Bisogna, infine, rilevare l’ininfluenza in ordine all’accertata configurazione dell’illecito amministrativo in questione della portata della sentenza penale – passata in giudicato – del Tribunale di Parma n. 498/2003 (prodotta in atti), con la quale, a fronte della congiunta (possibile) rilevanza penale del fatto siccome concretante anche la violazione della L. n. 47 del 1985 e della conseguente contestazione del relativo reato, il predetto giudice non aveva pronunciato sul merito dell’illecito penale (da cui l’esclusione di ogni eventuale interferenza con il procedimento amministrativo sanzionatorio riguardante la violazione della L.R. n. 17 del 1991, art. 3, comma 1, e art. 22, comma 1), ma si era limitato alla sola verifica dell’avvenuta maturazione – poi ritenuta effettivamente sussistente – del termine di prescrizione, comportante l’estinzione del reato.

4. Alla stregua delle argomentazioni complessivamente svolte il ricorso deve, dunque, essere integralmente rigettato, con conseguente condanna delle soccombente ricorrenti al pagamento, in solido tra loro ed in favore del Comune controricorrente, delle spese del presente giudizio di legittimità, che si liquidano nei sensi di cui in dispositivo.
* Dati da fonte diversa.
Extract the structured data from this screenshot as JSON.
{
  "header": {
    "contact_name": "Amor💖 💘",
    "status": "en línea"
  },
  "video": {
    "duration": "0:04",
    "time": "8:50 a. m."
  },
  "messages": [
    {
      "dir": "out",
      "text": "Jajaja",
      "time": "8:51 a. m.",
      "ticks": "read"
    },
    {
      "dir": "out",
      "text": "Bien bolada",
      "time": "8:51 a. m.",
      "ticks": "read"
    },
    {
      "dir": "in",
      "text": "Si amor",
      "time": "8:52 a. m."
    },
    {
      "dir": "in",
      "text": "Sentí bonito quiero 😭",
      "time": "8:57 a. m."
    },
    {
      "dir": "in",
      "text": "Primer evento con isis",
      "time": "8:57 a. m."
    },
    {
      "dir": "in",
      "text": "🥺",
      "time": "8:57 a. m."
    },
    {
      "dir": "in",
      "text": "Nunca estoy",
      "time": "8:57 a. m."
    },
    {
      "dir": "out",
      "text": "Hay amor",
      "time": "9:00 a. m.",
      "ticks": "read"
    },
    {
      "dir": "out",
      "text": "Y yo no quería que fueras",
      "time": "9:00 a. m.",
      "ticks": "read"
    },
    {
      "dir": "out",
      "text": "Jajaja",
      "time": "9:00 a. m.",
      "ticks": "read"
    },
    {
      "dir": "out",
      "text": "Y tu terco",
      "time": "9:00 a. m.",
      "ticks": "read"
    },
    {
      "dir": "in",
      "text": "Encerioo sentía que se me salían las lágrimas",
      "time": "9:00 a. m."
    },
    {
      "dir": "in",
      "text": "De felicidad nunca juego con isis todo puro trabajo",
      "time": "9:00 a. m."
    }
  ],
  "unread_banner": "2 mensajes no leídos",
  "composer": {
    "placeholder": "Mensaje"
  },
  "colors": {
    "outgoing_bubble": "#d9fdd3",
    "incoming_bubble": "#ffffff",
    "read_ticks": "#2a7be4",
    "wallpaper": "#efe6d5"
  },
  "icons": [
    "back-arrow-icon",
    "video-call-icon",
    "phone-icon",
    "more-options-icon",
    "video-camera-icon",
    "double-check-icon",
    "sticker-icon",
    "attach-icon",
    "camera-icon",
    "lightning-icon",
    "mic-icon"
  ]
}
Sussistono, inoltre, le condizioni per dare atto – ai sensi della L. n. 228 del 2012, art. 1, comma 1, comma 17, che ha aggiunto al D.P.R. n. 115 del 2002, all’art. 13, il comma 1-quater – dell’obbligo di versamento, da parte delle stesse ricorrenti (sempre con vincolo solidale), dell’ulteriore importo a titolo di contributo unificato pari a quello dovuto per l’impugnazione integralmente rigettata.

PQM

La Corte rigetta il ricorso e condanna le ricorrenti, in solido fra loro, al pagamento delle spese del presente giudizio di legittimità, liquidate in complessivi Euro 8.200,00, di cui Euro 200,00 per esborsi, oltre contributo forfettario al 15%, iva e cap nella misura e sulle voci come per legge.

Ai sensi del D.P.R. n. 115 del 2002, art. 13, comma 1 quater, inserito dalla L. n. 228 del 2012, art. 1, comma 17, dichiara la sussistenza dei presupposti per il versamento, da parte delle ricorrenti, con vincolo solidale, dell’ulteriore importo a titolo di contributo unificato pari a quello dovuto per il ricorso, a norma dello stesso art. 13, comma 1-bis.

Così deciso in Roma, nella Camera di consiglio della VI-2 Sezione civile della Corte di cassazione, il 1 febbraio 2019.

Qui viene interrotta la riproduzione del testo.